Loading CSV Data in LangChain
Introduction
Comma-separated values (CSV) files are a ubiquitous format for storing tabular data like spreadsheets or databases. LangChain provides the CSVLoader
class to enable loading CSV data into Document
objects that can be used in chains. The CSVLoader
handles splitting the CSV into rows and adding metadata like row numbers and file paths automatically. This guide covers how to use the CSVLoader
to load CSVs in various formats and customize the parsing.
Basic Usage
The simplest way to load a CSV is:
from langchain.document_loaders import CSVLoader
loader = CSVLoader('data.csv')
docs = loader.load()
This will create one Document
per row using the CSV file path as the source
metadata.
For example, loading a CSV of baseball team stats:
docs = CSVLoader('mlb_stats.csv').load()
Would create documents like:
Document(page_content='Team: Yankees\nWins: 95',
source='mlb_stats.csv', row=2)
Customizing Parsing
You can pass arguments to CSVLoader
to control how the CSV is parsed:
loader = CSVLoader('data.csv', csv_args={
'delimiter': '\t',
'quotechar': "'",
'fieldnames': ['Date', 'Value']
})
This uses the Python csv module - refer to its docs for all available options.

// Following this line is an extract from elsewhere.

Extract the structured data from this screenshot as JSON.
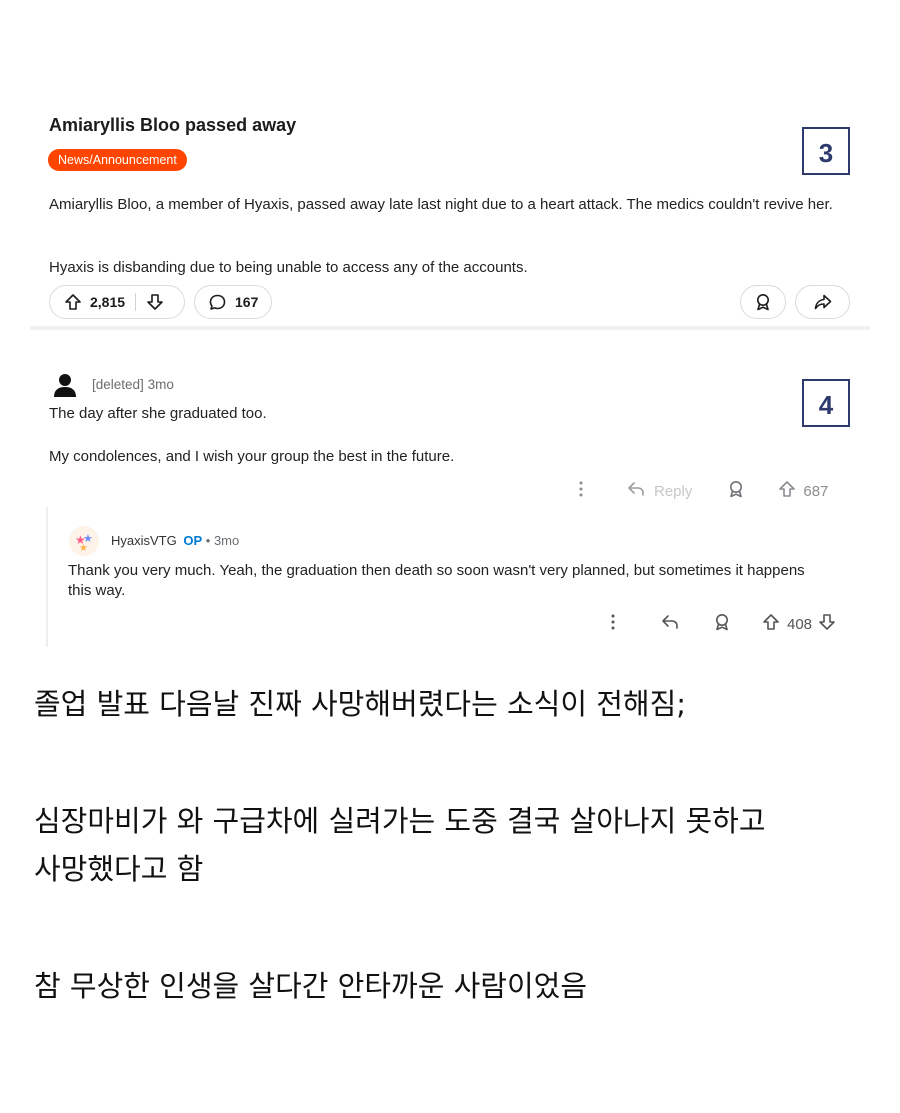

For example, to load a TSV file:
loader = CSVLoader('data.tsv', csv_args={'delimiter': '\t'})
Setting Source Metadata
By default, the source
of each document is the original CSV file path.
To set the source from a column value instead:
loader = CSVLoader('data.csv', source_column='Date')
This is useful for chains that lookup answers by source.
For example, loading log files by date:
loader = CSVLoader('logs.csv', source_column='Date')
Would create documents like:
Document(page_content='Error: File not found',
source='2022-01-01', row=5)
Examples
Here are some examples loading CSVs in different formats:
# Stock market data
loader = CSVLoader('stocks.csv', source_column='Date')
# Log files with custom delimiter
loader = CSVLoader('logs.csv', csv_args={'delimiter': ' '})
# MLB stats with named columns
loader = CSVLoader('mlb_stats.csv',
csv_args={'fieldnames': ['Team', 'Wins']})
Conclusion
The CSVLoader
provides a flexible way to load CSV data into LangChain Document
objects. By customizing the parser arguments and source metadata, it can handle many CSV formats and use cases. Refer to the csv module docs for additional parsing options.